Looking for people who feel misunderstood or dissatisfied
A study from the University of Toledo explored the kinds of social media posts that attract traffickers to potential victims. If a person says no one in their life gets them, they’re tired of being single or they feel ugly, those sentiments may entice a trafficker to reach out. They then respond by saying something such as “I understand you” to engage in the conversations.
The chat-based aspect of social media also gives traffickers more time to get to the heart of a person’s distress and craft responses to lure them into bad situations. People who trafficked victims through in-person interactions before the days of the internet might only have minutes to determine what to say. Online chat enables substantially longer conversations, helping a victim start to trust the trafficker.
The University of Toledo research also found that 42% of victims who met traffickers online never encountered them in person but still got trafficked. That conclusion sheds light on the networked nature of many sex trafficking efforts.

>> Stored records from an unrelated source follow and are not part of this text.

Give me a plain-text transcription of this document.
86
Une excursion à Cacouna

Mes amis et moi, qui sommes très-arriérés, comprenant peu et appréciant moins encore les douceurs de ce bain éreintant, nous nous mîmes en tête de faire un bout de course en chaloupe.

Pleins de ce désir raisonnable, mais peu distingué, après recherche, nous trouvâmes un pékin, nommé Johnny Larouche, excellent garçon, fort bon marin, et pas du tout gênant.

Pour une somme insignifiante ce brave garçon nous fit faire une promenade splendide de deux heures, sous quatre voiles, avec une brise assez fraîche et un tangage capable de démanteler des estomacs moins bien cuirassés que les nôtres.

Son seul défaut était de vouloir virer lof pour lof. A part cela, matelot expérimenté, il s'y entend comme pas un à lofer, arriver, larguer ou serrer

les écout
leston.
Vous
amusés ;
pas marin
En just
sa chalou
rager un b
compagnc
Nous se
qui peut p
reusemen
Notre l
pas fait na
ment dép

Enticing people with job offers
Sex traffickers also appeal to victims online by presenting them with opportunities to work. A 2017 report from Polaris showed that traffickers often mislead their victims by offering them modeling contracts, complete with immigration permission assistance if required. The traffickers use online classified ad sites as their main platforms.
Another tactic identified by Polaris involved advertising for job openings at places appearing as legitimate spas. People find out after getting hired, though, that the facilities force them into illicit sex services.
A separate research effort examined sex trafficking attempts on a Lithuanian job website. It found that most ads appeared in Lithuanian, and more than a quarter (26.5%) related to work in food production. It was also common across many industries for the ads to request non-skilled labor or tell people the work concerned short-term contracts.
Moreover, the study showed that providing accommodation was the most reliable indicator of the work being a trafficking attempt. More than 90% of the ads concealing trafficking promised it. If the advertisement indicated a person could or would work more than 40 hours per week, and that they did not need previous experience or language proficiency, those were other red flags. A recent FBI bulletin warned that online traffickers often frequent popular online platforms, but didn’t say which ones. It did mention, however, that traffickers like to pose as legitimate recruiters, and that they often use information that victims post online, to shape how they interest them in offers.
Human trafficking online is a serious issue
Anyone who’s ever heard a friend or family member tell them that the internet is full of sex trafficking attempts should take that warning to heart. The research here shows it’s a genuine problem that requires people to be on guard.